The two GTL diesel samples (neat and containing FAME) lay between the US 2-D blends and the EN590 blends. The EN590 diesel blends were the lowest in stability, but, at high FAME contents, the difference is reduced significantly, approaching the Rancimat induction time of 3.62 hours for the neat FAME.

4.1.2. Rancimat Results of the High Stability FAME Blends

In Figure 2, the Rancimat stabilities of the high stability FAME blends are shown.

Figure 2: Effect of increasing concentration of biodiesel on the Rancimat stability of the high stability FAME blends.

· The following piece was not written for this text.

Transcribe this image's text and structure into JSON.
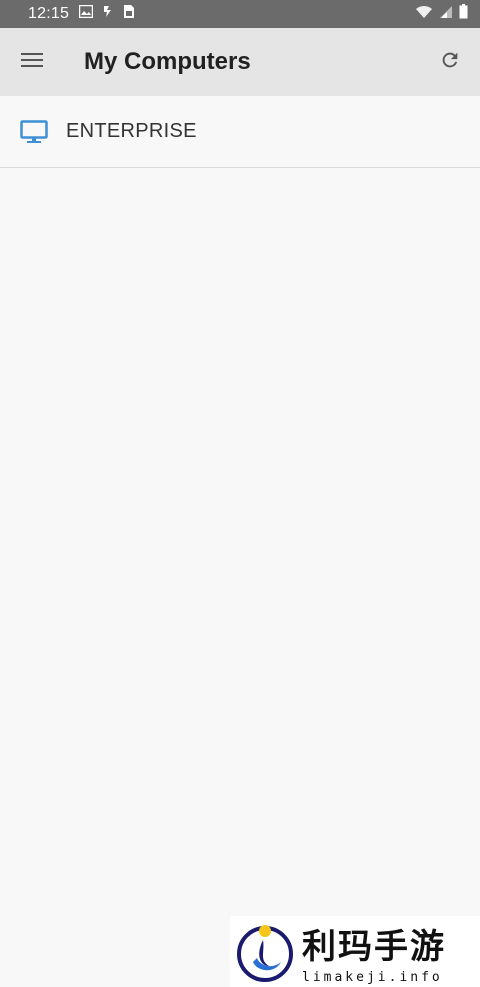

Similar to the low stability FAME results, the EN590 diesel blends had the lowest Rancimat stability, followed by the “summer type” GTL diesel blends. Similar to the low stability FAME blends, the difference in stability between the different base fuel blends was significantly diminished at higher FAME concentrations, and, at 20% FAME, the differences appeared negligible compared to higher FAME concentrations. At 20% FAME addition, the stability of the blends is still significantly above the stability of the neat FAME (8.8 hours), showing that the base fuels do contribute to the stability of the blend.

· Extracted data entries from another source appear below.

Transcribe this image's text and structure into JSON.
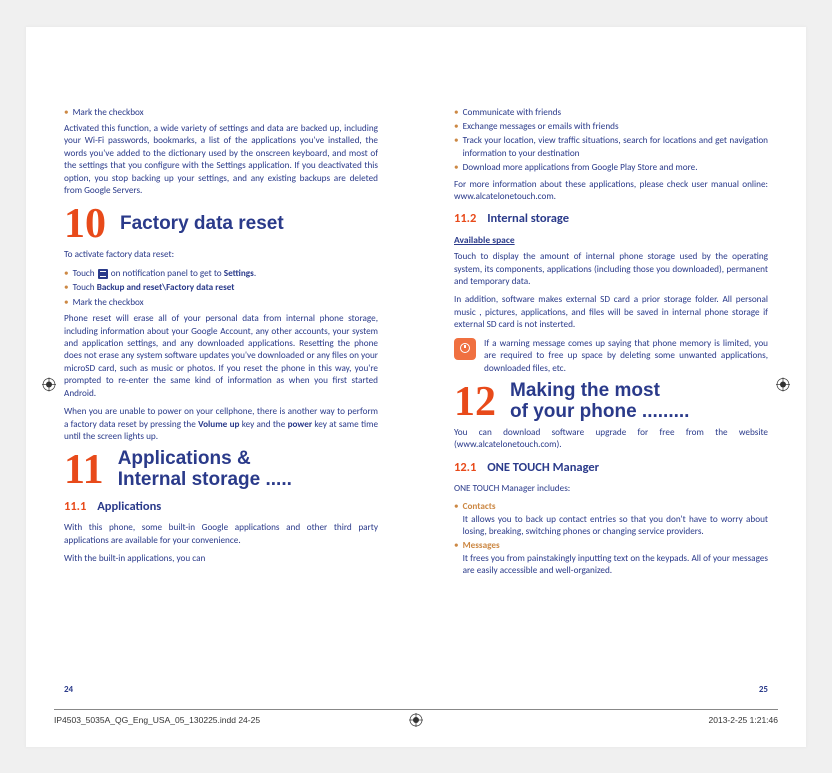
{
  "left": {
    "bullet1": "Mark the checkbox",
    "para1": "Activated this function, a wide variety of settings and data are backed up, including your Wi-Fi passwords, bookmarks, a list of the applications you've installed, the words you've added to the dictionary used by the onscreen keyboard, and most of the settings that you configure with the Settings application. If you deactivated this option, you stop backing up your settings, and any existing backups are deleted from Google Servers.",
    "ch10_num": "10",
    "ch10_title": "Factory data reset",
    "activate": "To activate factory data reset:",
    "b10_1a": "Touch ",
    "b10_1b": " on notification panel to get to ",
    "b10_1c": "Settings",
    "b10_1d": ".",
    "b10_2a": "Touch ",
    "b10_2b": "Backup and reset\\Factory data reset",
    "b10_3": "Mark the checkbox",
    "para2": "Phone reset will erase all of your personal data from internal phone storage, including information about your Google Account, any other accounts, your system and application settings, and any downloaded applications. Resetting the phone does not erase any system software updates you've downloaded or any files on your microSD card, such as music or photos. If you reset the phone in this way, you're prompted to re-enter the same kind of information as when you first started Android.",
    "para3a": "When you are unable to power on your cellphone, there is another way to perform a factory data reset by pressing the ",
    "para3b": "Volume up",
    "para3c": " key and the ",
    "para3d": "power",
    "para3e": " key at same time until the screen lights up.",
    "ch11_num": "11",
    "ch11_title1": "Applications &",
    "ch11_title2": "Internal storage .....",
    "s111_num": "11.1",
    "s111_title": "Applications",
    "para4": "With this phone, some built-in Google applications and other third party applications are available for your convenience.",
    "para5": "With the built-in applications, you can",
    "page_num": "24"
  },
  "right": {
    "b1": "Communicate with friends",
    "b2": "Exchange messages or emails with friends",
    "b3": "Track your location, view traffic situations, search for locations and get navigation information to your destination",
    "b4": "Download more applications from Google Play Store and more.",
    "para1": "For more information about these applications, please check user manual  online: www.alcatelonetouch.com.",
    "s112_num": "11.2",
    "s112_title": "Internal storage",
    "avail": "Available space",
    "para2": "Touch to display the amount of internal phone storage used by the operating system, its components, applications (including those you downloaded), permanent and temporary data.",
    "para3": "In addition, software makes external SD card  a prior storage folder. All personal music , pictures, applications, and files will be saved in internal phone storage if external SD card is not insterted.",
    "warn": "If a warning message comes up saying that phone memory is limited, you are required to free up space by deleting some unwanted applications, downloaded files, etc.",
    "ch12_num": "12",
    "ch12_title1": "Making the most",
    "ch12_title2": "of your phone .........",
    "para4": "You can download software upgrade for free from the website (www.alcatelonetouch.com).",
    "s121_num": "12.1",
    "s121_title": "ONE TOUCH Manager",
    "para5": "ONE TOUCH Manager includes:",
    "contacts_h": "Contacts",
    "contacts_t": "It allows you to back up contact entries so that you don't have to worry about losing, breaking, switching phones or changing service providers.",
    "messages_h": "Messages",
    "messages_t": "It frees you from painstakingly inputting text on the keypads. All of your messages are easily accessible and well-organized.",
    "page_num": "25"
  },
  "footer": {
    "file": "IP4503_5035A_QG_Eng_USA_05_130225.indd   24-25",
    "date": "2013-2-25     1:21:46"
  }
}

4.1.3. PetroOxy Results of the Blends of Low Stability FAME Blends

Several authors have reported the use of the PetroOxy test to evaluate the stability of neat FAME [3033]. The PetroOxy results of the diesel fuels, blended with the low stability FAME, are shown in Figure 3.

Figure 3: PetroOxy stability results of the low stability FAME blends.

There are some similarities between the trends obtained from the PetroOxy and the Rancimat results. One of the main observations is the higher initial stability for the US 2-D diesel blends. This higher initial value is, however, significantly reduced by the addition of biodiesel. At 10% FAME addition, a significant portion of this benefit is lost, and it reduces further at higher FAME contents. The incremental reduction in stability with an increase in FAME concentration was evident in all the fuels that were evaluated. As expected, it therefore appears that the stability of the base fuel dominates at low FAME contents (<10%), while at higher FAME contents (>10%) the FAME dominates the stability performance of the blend.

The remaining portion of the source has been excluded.